The term lentiginosis is applied to conditions in which lentigines are present in exceptionally large numbers or in a distinctive distribution. There are several pigmentary patterns of lentiginosis and some may be associated with internal abnormalities. The best known of these is the Peutz—Jeghers syndrome, an autosomal dominant condition in which hyperpigmented macules involving the perioral area of the face, mucous membranes, hands and feet are associated with polyps of the gastrointestinal tract and an increased risk of malignancies. The differential diagnosis also includes leopard syndrome, centrofacial lentiginosis and Carney's syndrome, all of which have associated internal abnormalities such as obstructive cardiomyopathy, cardiac myxomas, deafness, mental retardation and bone defects. These abnormalities need to be excluded by clinical examination and non-invasive tests such as electrocardiography and echocardiography. In 1989 O'Neill and James reported ten patients of black colour with autosomal dominant transmission of hyperpigmented macules on the face, hands, feet and buttocks but sparing mucous membranes with no associated internal abnormalities1. Our patient has all the features of the described inherited patterned lentiginosis in blacks.

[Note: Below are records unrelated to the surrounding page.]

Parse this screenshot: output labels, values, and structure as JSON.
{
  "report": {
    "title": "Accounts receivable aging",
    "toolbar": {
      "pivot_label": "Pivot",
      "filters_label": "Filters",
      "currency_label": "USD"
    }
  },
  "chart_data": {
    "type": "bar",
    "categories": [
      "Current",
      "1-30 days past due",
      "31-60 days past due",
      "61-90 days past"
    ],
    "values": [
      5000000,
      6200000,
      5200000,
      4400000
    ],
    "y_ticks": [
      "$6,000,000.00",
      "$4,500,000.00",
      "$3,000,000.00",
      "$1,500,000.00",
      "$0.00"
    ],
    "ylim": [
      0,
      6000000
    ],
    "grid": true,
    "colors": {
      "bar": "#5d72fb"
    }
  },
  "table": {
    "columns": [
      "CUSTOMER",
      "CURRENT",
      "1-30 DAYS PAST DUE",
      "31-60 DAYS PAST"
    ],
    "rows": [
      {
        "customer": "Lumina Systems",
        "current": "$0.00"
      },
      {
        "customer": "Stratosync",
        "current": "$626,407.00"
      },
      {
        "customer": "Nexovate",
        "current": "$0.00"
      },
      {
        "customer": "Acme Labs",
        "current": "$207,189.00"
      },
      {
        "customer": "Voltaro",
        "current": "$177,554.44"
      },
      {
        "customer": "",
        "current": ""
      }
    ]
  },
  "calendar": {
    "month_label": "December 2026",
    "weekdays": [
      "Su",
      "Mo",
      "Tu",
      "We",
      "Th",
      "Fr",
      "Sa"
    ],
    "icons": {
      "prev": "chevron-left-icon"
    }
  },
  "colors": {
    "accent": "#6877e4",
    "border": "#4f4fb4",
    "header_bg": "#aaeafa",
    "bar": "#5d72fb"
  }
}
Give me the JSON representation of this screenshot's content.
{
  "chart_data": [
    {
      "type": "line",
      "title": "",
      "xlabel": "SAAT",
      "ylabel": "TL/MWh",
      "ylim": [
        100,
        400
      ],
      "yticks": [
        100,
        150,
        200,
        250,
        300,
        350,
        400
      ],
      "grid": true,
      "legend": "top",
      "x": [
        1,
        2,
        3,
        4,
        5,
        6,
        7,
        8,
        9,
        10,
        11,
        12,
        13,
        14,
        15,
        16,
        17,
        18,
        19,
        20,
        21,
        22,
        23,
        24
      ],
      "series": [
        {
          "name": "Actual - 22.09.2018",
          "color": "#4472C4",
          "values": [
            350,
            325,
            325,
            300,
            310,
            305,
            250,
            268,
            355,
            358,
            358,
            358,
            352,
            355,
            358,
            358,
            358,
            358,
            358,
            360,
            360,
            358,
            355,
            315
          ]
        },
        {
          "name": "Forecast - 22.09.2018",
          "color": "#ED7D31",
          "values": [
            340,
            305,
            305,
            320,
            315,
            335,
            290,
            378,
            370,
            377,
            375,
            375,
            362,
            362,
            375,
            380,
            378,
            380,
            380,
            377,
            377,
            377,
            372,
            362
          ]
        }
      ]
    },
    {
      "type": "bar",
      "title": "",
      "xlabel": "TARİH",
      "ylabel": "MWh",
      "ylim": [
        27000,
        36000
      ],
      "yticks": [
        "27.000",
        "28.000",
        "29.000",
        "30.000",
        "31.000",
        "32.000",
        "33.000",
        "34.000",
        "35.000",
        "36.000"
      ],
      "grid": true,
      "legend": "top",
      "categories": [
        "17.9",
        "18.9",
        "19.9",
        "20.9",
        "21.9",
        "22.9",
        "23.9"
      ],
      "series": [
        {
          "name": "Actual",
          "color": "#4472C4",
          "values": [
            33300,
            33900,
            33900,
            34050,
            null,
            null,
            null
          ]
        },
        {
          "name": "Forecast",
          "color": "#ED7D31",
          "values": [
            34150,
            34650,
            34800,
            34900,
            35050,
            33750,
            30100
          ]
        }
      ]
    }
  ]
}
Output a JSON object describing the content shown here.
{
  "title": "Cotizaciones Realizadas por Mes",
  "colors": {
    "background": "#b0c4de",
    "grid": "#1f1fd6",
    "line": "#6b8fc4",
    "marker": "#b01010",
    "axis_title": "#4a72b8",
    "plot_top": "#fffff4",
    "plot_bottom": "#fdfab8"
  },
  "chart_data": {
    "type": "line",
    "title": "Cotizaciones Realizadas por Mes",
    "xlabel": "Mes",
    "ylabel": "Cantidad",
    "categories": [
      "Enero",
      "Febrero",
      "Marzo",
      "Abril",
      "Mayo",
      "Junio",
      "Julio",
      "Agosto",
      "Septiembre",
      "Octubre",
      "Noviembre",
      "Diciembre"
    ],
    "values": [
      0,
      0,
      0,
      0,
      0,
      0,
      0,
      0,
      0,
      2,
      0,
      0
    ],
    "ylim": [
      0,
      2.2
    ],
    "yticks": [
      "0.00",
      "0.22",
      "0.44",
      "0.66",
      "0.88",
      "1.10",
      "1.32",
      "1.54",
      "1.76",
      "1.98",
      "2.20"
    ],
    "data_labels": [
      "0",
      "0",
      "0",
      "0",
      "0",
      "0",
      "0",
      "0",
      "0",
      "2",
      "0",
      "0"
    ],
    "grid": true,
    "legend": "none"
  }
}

The QSRL emits light with a wavelength of 694 nm, which is strongly absorbed by melanin and can destroy benign pigmented lesions by selective photothermolysis2. However, pigmented lesions in patients with dark skin are particularly difficult to treat because of the risk of producing hypopigmentation or reactive hyperpigmentation, which may be more prominent than the original lesion. Our patient had a good response to a test treatment at energies of 5.5 J and 7.5 J and further successful treatment with 5 J to the symmetrical parts of the face. We suggest that patients with coloured skin should not be discouraged from having laser treatment, though a test treatment should be done first.